DANÇANDO COM AS IMAGENS
A Praça da Liberdade recebe o público da 19a CineBH em 2025 como palco de encontros, escuta e celebração. Em espaço aberto, com o cinema a se projetar sobre o horizonte da cidade, a música é elemento de ligação na edição de 2025, compondo corpos, memórias, afetos, narrativas e registros dos mais variados. Cada filme este ano traduz, de modos particulares, não só a música, mas a musicalidade como forma de estar no mundo, ora sendo gesto de resistência, ora canto íntimo, como invenção íntima e lúdica ou conexão entre culturas. A experiência coletiva e a céu aberto nas paisagens da região deverá ampliar os efeitos dessa musicalidade e dar a cada filme um frescor singular.
Em Ritas, a dupla de diretores Oswaldo Santana e Karen Harley mergulham na multiplicidade da cantora e compositora Rita Lee. Este documentário prefere a celebração fragmentada e íntima ao retrato definitivo. A artista surge em entrevistas inéditas, gravações pessoais e animações psicodélicas que traduzem sua irreverência, humor e verdade. A trilha sonora, claro, forma a própria narrativa e conduz o espectador por um multiverso de Ritas. Entre ironia, doçura e ousadia, ela pulsa e transforma o filme em extensão de si, inclusive ao registrar imagens de si própria, não pensadas para uma tela de cinema e por isso tão desprendidas de maiores compromissos que não fossem seus estímulos internos. O filme destaca ainda como a artista sempre se reinventou, mesmo nos momentos mais difíceis e sem perder a musicalidade como fio condutor da vida. Rita, em Ritas, é celebrada tanto como mito quanto uma mulher ordinária que transcende os imaginários.
Lagoa do Nado: A Festa de um Parque, dirigido por Arthur B. Senra, resgata uma história de mobilização em Belo Horizonte nos anos 1980 e 1990, quando a música se tornou linguagem de união em torno da criação do Parque Municipal Fazenda Lagoa do Nado. O documentário mostra que, diante da burocracia e da demora na implantação do parque, o canto e a celebração foram as armas escolhidas por um grupo de ativistas. Ao transformar a luta em festa, o filme revela como a música pode ser uma força política, social e ambiental, vibrando em coro o desejo de vida plena na cidade.

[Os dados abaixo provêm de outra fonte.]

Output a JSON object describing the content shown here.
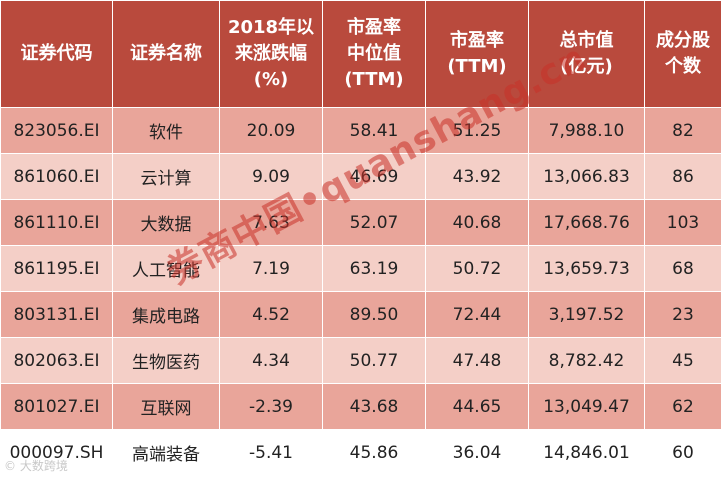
{
  "table": {
    "headers": [
      [
        "证券代码"
      ],
      [
        "证券名称"
      ],
      [
        "2018年以",
        "来涨跌幅",
        "(%)"
      ],
      [
        "市盈率",
        "中位值",
        "(TTM)"
      ],
      [
        "市盈率",
        "(TTM)"
      ],
      [
        "总市值",
        "(亿元)"
      ],
      [
        "成分股",
        "个数"
      ]
    ],
    "rows": [
      [
        "823056.EI",
        "软件",
        "20.09",
        "58.41",
        "51.25",
        "7,988.10",
        "82"
      ],
      [
        "861060.EI",
        "云计算",
        "9.09",
        "46.69",
        "43.92",
        "13,066.83",
        "86"
      ],
      [
        "861110.EI",
        "大数据",
        "7.63",
        "52.07",
        "40.68",
        "17,668.76",
        "103"
      ],
      [
        "861195.EI",
        "人工智能",
        "7.19",
        "63.19",
        "50.72",
        "13,659.73",
        "68"
      ],
      [
        "803131.EI",
        "集成电路",
        "4.52",
        "89.50",
        "72.44",
        "3,197.52",
        "23"
      ],
      [
        "802063.EI",
        "生物医药",
        "4.34",
        "50.77",
        "47.48",
        "8,782.42",
        "45"
      ],
      [
        "801027.EI",
        "互联网",
        "-2.39",
        "43.68",
        "44.65",
        "13,049.47",
        "62"
      ],
      [
        "000097.SH",
        "高端装备",
        "-5.41",
        "45.86",
        "36.04",
        "14,846.01",
        "60"
      ]
    ]
  },
  "watermark": "券商中国•quanshang.cn",
  "source_mark": "© 大数跨境"
}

Mais do que registrar um movimento, o filme sugere que a cultura tem o poder de moldar os espaços urbanos e a forma de se relacionar com eles. O concerto que atravessa a narrativa, com vozes em uníssono gritando “viva a vida!”, sintetiza a fusão entre arte e ação coletiva. Na Praça da Liberdade, a projeção do filme ecoa esse mesmo espírito de encontro comunitário.
No caso de Milton Bituca Nascimento, a diretora Flávia Moraes faz o retrato afetuoso e grandioso de um gigante das artes brasileiras. Ela acompanha a turnê de despedida de Milton Nascimento e revela a intensidade de uma circulação atravessada pela fragilidade do corpo e sustentada pela força da música. Depoimentos de parceiros como Wagner Tiso e Chico Buarque, a presença luminosa de Fernanda Montenegro e os momentos íntimos com a família revelam um Milton que transcende o indivíduo e mostra um herói cultural. Entre silêncios e canções, Flávia Moraes capta a beleza dos vários tempos que se acumulam em Milton, num tributo comovente ao seu legado.
Por fim, o projeto de cine-concerto Tela Sonora propõe a fusão entre imagem e som ao vivo, unindo curtas-metragens de animação brasileiros à criação musical eletrônica da dupla Xavier Garcia e Jérôme Lopez. Integrantes do coletivo francês Arfi, os artistas compõem uma paisagem sonora que mescla escrita contemporânea, gravações de campo e cantos indígenas. As animações de Iuri Moreno, Alois di Leo, Guilherme Gehr e Marcos Magalhães ganham outra dimensão quando atravessadas por essas sonoridades, criando um espetáculo em que cinema e música se tornam simbióticos inclusive por ocuparem o espaço ao vivo. A experiência é única porque cada exibição se renova no improviso e no diálogo entre os artistas e público. Dessa maneira, o cine-concerto não apenas acompanha as imagens, mas as reinventa, como se fosse sempre a primeira vez.
A Mostra Praça em 2025 chega, então, com esse convite a escutar o cinema e a assistir à música. Entre histórias, vozes e imagens, o espaço público se torna também espaço poético, e o tempo das imagens e dos sons é dividido entre todos ali, nas ondas das ruas, das paisagens, da arquitetura e das presenças.